En el año 1997, trabajé en El Mundo. Compartí mesa con Francisco Justicia, entonces director adjunto de Pedro Jota. Él fue el que me termino de meter en vena esto del periodismo. En octubre de ese año, publicó una carta que iba dirigida a su hijo Diego. Prefiero dejaros con Paco Justicia y su carta, que tiene ya casi 20 años. Porque yo voy a seguir escribiendo exabruptos. Para terminar, un abrazo a Paloma, Quique, Javi y Guille. Para vosotros y vuestros padres. Gracias a todos porque hoy sois la patada en los cojones a este mundo que yo no puedo dar.
De Paco Justicia, octubre de 1997.
Querido Diego:
Fueron sólo unos instantes, los más amargos de mi vida, pero sólo unos segundos. Desde entonces nunca te he negado. Sin embargo, aquel día mi falta de coraje impidió que, cuando te cogí en brazos, te cubriera de besos.
Ocurrió en la fría madrugada del 13 de febrero de 1986. A las seis y veinte de la mañana. Por fin habías venido al mundo, con llanto y rabia, porque abandonaste el cómodo refugio que durante nueve meses te había mimado, acunado, alimentado, hablado, dormido.
Cuando te vi por primera vez y me di cuenta de que tenías «ojos de chinito» -nunca se borrará de mí la imagen de la monja que te mecía-, se me vino el mundo encima. Fui un cobarde que se atragantó de miedo ante ti y ante la vida. No tuve valor para besarte. Sólo te abracé y lloré.
Es probable que nunca seas capaz de entender qué pasó, pero, Diego, mi Diego, mi Kue, mi Ronaldinho, mi Robertinho Carlos, nunca me lo perdonaré.
Tampoco sabrás cuántas noches he pasado en vela pidiéndote perdón en el silencio, en la soledad de ese silencio interior que grita y aventa el alma, imaginando mil formas nuevas de darte cuanto estuviera en mi mano en el mismo instante en que cada mañana, a las siete, matemáticamente puntual, llegabas a nuestra cama con tu lengua de estropajo para espetarnos: «¿Qué pasa aquí? Ya es la hora».
Fueron sólo unos minutos, pero nunca sabrás cuánto he deseado borrarlos, que no hubieran pasado, que tuviera una segunda oportunidad para redimirlos. Inmediatamente aprendí a quererte. Con locura. Con pasión, como te quiso tu madre cuando supo antes que nadie, la primera, que serías parte nuestra. Como luego hizo María cuando entendió que alguien vendría a entrometerse entre ella y nosotros.
Cuando comprendí que tu sonrisa no tenía doblez, que tu llanto era de verdad, que le hacías un mohín a la vida y un guiño a mi corazón, no dudé más.
Tampoco te acordarás, pero otra noche te arranqué dormido de la cuna -y tú sonriendo y yo llorando-, te juré que siempre serías feliz, que nada ni nadie, mientras yo tenga un hálito de vida, podrá impedir que seas feliz.
Me has dado tanto, me has enseñado tanto, soy tan afortunado teniéndote a mi lado que por nada de este mundo ni del otro cambiaría un solo instante de los que he pasado contigo a lo largo de tus 11 añazos.

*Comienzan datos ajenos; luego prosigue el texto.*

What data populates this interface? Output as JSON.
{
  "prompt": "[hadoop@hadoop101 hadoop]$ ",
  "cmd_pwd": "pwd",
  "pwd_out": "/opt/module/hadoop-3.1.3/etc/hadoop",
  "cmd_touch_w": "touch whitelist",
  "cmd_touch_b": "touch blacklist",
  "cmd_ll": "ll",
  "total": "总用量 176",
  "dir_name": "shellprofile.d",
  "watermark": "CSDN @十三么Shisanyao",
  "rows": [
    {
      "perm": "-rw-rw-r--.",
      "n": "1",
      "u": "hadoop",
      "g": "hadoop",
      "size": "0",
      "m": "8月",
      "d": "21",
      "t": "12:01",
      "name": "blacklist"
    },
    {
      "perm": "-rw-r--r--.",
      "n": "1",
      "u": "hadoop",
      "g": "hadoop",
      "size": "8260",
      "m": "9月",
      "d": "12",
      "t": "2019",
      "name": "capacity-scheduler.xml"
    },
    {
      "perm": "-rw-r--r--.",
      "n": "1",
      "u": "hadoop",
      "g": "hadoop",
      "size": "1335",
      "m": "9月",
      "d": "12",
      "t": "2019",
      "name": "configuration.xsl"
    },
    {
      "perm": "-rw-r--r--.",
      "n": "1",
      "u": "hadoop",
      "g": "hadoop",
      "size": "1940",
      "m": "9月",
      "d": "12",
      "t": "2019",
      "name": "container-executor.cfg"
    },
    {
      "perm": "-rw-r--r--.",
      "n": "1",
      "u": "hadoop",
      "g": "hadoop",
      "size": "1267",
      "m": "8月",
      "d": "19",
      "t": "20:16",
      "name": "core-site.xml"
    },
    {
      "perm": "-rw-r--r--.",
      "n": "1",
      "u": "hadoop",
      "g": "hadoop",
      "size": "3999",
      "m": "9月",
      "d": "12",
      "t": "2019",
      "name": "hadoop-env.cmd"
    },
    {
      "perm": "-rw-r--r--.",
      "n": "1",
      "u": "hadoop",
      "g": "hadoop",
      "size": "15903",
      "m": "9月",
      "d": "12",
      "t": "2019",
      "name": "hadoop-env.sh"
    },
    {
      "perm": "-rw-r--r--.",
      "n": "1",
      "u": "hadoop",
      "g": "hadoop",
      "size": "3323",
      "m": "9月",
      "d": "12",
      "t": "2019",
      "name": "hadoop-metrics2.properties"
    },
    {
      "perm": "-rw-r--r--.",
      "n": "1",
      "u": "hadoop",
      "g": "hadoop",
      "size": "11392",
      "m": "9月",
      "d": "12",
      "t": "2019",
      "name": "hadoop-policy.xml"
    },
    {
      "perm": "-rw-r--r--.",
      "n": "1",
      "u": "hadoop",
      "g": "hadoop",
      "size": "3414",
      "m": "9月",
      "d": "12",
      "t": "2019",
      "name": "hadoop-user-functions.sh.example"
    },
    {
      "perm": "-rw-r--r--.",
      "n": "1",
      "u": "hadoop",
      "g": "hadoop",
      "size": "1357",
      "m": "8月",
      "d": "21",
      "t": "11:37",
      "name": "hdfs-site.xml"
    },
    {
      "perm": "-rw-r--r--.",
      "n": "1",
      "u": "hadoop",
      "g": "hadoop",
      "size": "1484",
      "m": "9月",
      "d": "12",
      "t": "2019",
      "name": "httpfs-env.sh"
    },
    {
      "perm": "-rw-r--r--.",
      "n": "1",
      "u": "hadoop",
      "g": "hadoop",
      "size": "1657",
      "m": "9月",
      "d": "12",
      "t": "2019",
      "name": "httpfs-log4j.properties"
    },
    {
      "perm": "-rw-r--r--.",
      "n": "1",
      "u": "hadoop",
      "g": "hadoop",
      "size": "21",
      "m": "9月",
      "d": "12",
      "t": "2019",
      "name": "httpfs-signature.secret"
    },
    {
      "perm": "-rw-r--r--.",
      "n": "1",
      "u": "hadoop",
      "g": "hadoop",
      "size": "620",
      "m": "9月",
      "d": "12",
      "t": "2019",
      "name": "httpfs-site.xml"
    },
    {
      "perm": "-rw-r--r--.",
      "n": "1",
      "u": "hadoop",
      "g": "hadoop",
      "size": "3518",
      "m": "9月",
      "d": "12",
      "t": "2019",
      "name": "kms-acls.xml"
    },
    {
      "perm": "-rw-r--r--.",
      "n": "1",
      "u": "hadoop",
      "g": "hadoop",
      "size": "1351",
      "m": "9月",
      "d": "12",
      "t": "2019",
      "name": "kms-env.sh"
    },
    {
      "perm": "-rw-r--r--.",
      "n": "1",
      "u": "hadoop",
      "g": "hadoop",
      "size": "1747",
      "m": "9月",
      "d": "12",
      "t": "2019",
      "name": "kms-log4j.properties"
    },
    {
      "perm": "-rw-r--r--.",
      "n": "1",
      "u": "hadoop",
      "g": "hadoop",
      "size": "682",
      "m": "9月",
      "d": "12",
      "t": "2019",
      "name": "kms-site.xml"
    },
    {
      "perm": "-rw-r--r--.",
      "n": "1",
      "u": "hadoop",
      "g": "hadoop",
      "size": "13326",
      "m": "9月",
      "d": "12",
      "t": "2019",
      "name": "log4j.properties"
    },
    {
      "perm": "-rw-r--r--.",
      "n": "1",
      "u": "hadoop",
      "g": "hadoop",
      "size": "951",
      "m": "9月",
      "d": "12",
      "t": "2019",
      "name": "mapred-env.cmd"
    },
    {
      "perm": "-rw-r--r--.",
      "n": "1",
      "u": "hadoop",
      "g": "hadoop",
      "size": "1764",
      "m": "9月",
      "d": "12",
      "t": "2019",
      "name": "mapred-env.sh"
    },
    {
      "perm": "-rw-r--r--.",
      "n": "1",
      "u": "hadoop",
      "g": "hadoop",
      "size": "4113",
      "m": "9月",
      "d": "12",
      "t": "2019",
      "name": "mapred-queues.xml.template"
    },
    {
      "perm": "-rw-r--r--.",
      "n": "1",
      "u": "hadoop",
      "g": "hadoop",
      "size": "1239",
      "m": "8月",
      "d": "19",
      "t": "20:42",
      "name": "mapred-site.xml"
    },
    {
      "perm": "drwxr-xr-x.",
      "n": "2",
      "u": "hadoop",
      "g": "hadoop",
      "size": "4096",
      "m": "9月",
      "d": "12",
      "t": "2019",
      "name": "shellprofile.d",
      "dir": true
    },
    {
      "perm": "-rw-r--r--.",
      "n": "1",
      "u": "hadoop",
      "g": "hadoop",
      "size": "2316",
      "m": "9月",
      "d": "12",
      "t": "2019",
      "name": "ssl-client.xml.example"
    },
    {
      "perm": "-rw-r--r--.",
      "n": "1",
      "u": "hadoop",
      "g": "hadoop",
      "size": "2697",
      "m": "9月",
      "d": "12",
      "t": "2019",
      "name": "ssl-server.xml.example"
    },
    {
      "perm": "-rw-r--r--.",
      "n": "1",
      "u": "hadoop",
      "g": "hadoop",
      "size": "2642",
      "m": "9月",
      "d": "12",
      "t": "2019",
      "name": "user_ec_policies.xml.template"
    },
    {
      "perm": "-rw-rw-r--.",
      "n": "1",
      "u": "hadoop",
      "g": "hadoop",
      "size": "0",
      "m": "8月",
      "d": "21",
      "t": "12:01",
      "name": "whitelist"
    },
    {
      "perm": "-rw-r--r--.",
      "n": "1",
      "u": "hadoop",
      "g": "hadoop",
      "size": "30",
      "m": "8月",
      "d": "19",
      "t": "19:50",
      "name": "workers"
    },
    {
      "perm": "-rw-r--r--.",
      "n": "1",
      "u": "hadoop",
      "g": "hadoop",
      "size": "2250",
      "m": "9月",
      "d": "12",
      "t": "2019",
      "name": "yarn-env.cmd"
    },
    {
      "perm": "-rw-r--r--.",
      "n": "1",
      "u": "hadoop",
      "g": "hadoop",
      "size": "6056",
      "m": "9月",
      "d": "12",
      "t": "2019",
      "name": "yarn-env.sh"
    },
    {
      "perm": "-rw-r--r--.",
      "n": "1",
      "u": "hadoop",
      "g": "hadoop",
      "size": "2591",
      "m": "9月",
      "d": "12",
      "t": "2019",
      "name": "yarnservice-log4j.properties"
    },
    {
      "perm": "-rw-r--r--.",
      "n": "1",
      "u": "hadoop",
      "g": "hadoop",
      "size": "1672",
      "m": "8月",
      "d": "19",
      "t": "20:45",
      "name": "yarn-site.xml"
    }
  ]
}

Esta mañana, como cada día desde hace tanto y como cada día haré durante el resto de mi vida, he pensado qué podría hacer por ti, y lo mejor que se me ha ocurrido es escribirte, con motivo de estas jornadas tan especiales, sólo para pedirte perdón ante todos, sólo para decirte, sin cansarme jamás de este juego eterno de palabras a menudo tan vanamente pronunciadas, que no te negaré más, que no te traicionaré más, que te quiero, hijo.